MST: Muslim Standard Time

When planning things with my ethnic friends, I often have to calculate how late to show up for things. Weddings, as we all know, start an hour and a half later than they say they will; professional Muslim events will still plan for a 30 minute delay; hangouts with friends seem to be a window of time, rather than a set point, where you must be okay with people showing up and leaving as they please.

You can understand the difficulty, then, when suddenly it becomes necessary to shift this mindset to fit the Western world. There is no grace period for being late to meetings and dentist appointments; flight attendants will scorn you for being past the recommended boarding time, and buses and trains will just leave without you. Perhaps none of that is as bad as the roomful of eyes on you as you make your way through a 200-seat lecture hall, making your way up stair by stair to the back row, trying to make yourself invisible.

I know myself and I know that I simply will never be that “five minutes early is on time and on time is late” person. I always seem to be about five minutes late to everything, no matter how hard I try. It means putting up with a lot of those stares, sometimes accompanied by thinly veiled frustration and sighs. It means a lot of the same excuse of “traffic was so bad!” when you’ve taken the same route for four years, cringing as you hear it come out of your mouth.

This tendency to tardiness has come with a lot of self hatred over the years. There was always a discrepancy for me between functioning really well in this world, even rising to the top academically and being generally well liked at work, but that punctuality piece remained a huge barrier that continued to tarnish my professional record. It always felt like a sore spot where I perceived, accurately or not, the judgment of my peers and colleagues. I talked about it at length in therapy, wondering why I constantly put myself in situations where I’d be rushing on the road and putting myself and others at risk, instead of just getting out of the house ten minutes earlier.

This trip back to my homeland has helped me understand this discrepancy a lot clearer–and has started to pave a path of greater self compassion when it comes to lateness. Time is just more fluid on that side of the world. With very few things running on a schedule, the concept of appointments being foreign, with real traffic jams like nothing we’ve ever seen here, you just have to get used to the fact that things don’t run on time. Buses seem to depart when they’re full, not according to any timetable. A theoretically 15 minute commute can take a literal two hours in Dhaka traffic. Shops will randomly close in the middle the day to attend a family function. Folks will stop along the road to say hello and grab a cup of tea, with little regard for whether they’ll make it to the office “on time.”

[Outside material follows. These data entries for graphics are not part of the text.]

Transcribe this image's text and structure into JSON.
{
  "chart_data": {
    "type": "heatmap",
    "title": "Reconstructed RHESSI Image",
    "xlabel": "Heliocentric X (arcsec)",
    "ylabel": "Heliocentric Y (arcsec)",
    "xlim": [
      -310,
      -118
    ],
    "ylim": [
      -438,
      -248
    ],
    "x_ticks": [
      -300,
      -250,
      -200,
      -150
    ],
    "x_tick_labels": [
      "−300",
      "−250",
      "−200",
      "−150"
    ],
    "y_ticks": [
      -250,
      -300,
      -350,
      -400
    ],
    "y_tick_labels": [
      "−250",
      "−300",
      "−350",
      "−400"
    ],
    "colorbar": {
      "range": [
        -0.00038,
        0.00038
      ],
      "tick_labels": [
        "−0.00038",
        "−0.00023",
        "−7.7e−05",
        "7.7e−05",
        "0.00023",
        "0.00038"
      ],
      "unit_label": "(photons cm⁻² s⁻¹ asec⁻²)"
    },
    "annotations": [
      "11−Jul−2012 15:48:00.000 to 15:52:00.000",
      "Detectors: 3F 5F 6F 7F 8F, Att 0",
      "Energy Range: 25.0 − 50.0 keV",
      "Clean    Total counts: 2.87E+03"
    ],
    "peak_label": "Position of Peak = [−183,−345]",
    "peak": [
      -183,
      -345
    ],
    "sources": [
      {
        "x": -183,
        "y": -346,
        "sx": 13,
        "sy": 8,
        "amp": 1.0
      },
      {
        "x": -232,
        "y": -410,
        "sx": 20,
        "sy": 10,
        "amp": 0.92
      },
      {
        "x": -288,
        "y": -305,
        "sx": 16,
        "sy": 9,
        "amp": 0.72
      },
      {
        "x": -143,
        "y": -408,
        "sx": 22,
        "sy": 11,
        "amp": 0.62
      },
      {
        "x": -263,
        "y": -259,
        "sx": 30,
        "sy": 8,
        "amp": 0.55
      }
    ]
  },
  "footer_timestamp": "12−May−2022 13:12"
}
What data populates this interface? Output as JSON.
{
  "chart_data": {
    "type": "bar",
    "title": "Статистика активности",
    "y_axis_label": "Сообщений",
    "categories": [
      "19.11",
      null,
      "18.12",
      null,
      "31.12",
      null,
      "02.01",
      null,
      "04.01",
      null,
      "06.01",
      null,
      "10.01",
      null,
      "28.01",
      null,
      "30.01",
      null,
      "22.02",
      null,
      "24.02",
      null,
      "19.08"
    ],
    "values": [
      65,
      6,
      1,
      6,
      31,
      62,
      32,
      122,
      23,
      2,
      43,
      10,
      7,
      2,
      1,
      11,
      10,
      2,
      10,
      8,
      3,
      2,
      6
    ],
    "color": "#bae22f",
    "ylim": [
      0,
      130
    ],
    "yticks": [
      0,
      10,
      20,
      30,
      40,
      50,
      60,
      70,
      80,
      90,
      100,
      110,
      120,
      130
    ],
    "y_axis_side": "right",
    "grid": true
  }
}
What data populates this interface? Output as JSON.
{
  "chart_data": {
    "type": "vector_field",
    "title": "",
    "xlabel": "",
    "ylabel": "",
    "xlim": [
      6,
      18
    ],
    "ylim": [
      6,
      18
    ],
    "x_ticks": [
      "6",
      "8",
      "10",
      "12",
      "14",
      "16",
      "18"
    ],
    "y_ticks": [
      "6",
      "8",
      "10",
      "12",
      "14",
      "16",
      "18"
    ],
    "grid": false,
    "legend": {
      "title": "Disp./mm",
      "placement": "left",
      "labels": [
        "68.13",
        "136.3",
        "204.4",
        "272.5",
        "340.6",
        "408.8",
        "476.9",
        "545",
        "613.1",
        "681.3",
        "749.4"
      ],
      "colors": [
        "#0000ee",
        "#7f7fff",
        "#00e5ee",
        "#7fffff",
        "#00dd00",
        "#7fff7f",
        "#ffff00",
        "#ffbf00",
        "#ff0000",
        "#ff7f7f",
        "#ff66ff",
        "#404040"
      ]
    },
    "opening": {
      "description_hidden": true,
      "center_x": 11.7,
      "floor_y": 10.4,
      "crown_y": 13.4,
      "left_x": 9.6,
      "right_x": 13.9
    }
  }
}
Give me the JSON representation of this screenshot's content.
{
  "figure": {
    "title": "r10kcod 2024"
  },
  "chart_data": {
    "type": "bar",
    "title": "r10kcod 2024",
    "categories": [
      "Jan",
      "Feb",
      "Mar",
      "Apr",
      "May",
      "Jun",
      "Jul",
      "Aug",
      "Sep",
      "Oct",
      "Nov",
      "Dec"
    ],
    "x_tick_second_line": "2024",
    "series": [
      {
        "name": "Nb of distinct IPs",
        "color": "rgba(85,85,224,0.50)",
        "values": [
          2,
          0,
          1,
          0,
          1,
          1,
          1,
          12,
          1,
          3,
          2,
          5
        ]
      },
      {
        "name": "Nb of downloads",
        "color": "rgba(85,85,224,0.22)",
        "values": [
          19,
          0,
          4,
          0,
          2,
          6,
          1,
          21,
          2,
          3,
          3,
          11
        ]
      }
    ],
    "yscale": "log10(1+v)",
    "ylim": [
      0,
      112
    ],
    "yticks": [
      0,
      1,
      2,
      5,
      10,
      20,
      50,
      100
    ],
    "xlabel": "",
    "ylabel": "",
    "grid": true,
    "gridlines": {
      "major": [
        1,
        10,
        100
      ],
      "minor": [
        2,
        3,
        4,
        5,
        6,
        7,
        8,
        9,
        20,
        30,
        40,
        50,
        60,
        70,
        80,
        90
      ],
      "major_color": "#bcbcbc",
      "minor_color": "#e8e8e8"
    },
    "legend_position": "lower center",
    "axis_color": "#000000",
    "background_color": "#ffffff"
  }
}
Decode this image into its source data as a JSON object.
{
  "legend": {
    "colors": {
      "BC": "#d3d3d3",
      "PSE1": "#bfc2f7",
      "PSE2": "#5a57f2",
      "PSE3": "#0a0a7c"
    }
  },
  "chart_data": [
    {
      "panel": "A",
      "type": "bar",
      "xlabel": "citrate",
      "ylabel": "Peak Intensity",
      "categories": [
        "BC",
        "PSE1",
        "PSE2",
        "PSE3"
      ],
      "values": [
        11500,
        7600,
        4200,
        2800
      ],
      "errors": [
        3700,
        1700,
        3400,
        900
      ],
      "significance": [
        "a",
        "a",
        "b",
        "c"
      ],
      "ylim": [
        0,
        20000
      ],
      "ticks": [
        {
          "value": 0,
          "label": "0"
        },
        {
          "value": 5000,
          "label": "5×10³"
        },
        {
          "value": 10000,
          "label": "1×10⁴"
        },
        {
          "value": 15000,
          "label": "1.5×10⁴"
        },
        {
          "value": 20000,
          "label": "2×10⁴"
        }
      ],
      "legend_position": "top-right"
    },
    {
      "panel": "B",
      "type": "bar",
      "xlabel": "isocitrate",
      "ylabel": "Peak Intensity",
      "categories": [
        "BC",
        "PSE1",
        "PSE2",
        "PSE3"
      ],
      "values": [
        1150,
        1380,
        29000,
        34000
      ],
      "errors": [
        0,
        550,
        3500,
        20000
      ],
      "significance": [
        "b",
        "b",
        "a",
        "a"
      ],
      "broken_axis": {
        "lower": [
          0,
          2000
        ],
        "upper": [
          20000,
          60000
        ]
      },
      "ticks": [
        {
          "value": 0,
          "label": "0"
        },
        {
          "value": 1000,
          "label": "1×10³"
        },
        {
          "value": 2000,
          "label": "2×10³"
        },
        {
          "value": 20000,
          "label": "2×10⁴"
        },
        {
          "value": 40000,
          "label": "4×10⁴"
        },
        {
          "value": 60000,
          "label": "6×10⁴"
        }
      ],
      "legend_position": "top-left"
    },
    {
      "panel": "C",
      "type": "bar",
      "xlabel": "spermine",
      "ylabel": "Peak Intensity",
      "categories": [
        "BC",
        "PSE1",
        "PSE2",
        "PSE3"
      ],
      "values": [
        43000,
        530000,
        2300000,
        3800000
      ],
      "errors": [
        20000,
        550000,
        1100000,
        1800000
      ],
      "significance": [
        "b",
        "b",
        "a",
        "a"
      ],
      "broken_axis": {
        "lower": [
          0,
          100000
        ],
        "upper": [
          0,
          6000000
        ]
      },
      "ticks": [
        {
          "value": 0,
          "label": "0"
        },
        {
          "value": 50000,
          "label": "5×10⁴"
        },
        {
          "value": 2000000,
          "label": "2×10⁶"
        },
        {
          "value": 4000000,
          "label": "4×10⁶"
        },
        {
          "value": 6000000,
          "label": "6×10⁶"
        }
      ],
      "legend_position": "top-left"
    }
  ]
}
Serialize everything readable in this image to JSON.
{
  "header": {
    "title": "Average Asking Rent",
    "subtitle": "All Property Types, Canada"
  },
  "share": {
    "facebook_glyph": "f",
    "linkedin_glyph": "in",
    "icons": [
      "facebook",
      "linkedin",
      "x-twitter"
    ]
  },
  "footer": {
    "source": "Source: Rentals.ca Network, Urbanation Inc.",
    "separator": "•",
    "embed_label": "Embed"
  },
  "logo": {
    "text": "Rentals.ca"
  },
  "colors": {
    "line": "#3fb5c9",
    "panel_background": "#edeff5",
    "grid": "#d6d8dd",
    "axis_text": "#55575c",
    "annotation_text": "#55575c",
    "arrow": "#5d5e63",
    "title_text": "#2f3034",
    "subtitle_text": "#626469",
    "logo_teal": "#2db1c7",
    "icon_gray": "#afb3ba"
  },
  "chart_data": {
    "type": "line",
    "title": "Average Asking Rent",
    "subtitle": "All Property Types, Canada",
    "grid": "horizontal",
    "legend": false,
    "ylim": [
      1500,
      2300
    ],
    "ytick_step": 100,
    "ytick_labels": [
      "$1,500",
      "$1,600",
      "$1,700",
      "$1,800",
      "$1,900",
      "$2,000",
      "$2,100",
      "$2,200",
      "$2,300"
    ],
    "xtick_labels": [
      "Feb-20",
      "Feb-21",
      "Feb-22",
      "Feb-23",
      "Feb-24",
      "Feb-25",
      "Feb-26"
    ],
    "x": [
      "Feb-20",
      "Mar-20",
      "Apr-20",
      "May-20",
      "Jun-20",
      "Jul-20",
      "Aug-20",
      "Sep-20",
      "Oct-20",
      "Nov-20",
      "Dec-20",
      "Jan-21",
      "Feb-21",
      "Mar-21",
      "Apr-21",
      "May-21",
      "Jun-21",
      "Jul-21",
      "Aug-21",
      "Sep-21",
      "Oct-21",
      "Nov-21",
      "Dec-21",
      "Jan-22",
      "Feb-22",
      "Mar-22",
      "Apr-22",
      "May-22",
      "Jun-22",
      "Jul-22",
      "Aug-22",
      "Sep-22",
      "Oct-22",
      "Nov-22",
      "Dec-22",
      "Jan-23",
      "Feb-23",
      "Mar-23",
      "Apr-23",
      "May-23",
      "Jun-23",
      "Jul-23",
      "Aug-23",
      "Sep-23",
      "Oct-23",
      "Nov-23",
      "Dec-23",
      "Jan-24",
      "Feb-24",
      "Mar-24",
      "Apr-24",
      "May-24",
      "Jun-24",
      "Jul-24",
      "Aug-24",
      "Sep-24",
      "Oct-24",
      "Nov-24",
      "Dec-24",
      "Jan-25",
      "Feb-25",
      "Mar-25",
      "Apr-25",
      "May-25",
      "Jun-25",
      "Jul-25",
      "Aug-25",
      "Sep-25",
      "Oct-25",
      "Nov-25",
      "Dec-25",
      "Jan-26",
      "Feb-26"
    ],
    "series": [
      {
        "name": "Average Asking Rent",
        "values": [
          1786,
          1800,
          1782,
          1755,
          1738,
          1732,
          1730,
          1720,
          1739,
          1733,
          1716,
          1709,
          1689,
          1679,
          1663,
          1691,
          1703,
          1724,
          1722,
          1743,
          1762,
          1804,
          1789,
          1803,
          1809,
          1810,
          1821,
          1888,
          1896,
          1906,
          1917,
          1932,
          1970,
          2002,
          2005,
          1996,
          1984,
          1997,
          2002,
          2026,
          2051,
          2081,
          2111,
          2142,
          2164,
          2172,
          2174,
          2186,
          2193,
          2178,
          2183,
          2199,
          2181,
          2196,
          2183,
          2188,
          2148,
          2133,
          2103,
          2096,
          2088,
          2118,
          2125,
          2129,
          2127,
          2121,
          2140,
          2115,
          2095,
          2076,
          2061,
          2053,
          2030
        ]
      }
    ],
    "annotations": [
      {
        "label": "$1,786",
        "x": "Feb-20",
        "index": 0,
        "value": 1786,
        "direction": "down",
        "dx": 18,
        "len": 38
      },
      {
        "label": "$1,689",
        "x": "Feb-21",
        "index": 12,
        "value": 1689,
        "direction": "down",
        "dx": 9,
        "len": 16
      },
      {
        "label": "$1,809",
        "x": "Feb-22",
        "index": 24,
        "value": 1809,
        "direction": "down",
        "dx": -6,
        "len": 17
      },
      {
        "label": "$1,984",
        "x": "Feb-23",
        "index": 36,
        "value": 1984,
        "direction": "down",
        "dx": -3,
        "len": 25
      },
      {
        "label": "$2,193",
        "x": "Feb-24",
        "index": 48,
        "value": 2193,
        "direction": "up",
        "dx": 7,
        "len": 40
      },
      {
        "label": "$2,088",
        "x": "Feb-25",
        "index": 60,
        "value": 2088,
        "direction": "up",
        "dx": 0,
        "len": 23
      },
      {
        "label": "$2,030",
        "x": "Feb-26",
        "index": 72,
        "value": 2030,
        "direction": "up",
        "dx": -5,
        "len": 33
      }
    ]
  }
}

And it’s nothing short of beautiful. It speaks to the commitment people have to being a good neighbour or friend, which far outweighs their commitment to industriousness. It’s a reminder that companies can still run and infrastructure still gets built and the world continues to turn without an annoyingly rigid compliance to timeliness.

And at the end of the day, it’s a gracious recognition of my two identities, conflictual at times but both very much alive, stubbornly rooted in the different aspects of my upbringing and contributing to what makes me me. Whether I like it or not, the brownness in me will always incline towards tardiness because of an expectation that others won’t mind if I’m late, and the whiteness in me will get frustrated if I do show up on time and am left waiting around for others. I will probably continue to grapple with the fact that lateness looks “unprofessional” and may hurt my career, but will try not to conflate that with some Western ideal being imposed on everyone. As with all things, I think the more I can accept that this conflict is there, and begin to understand what’s at odds, only then I can begin to tackle it.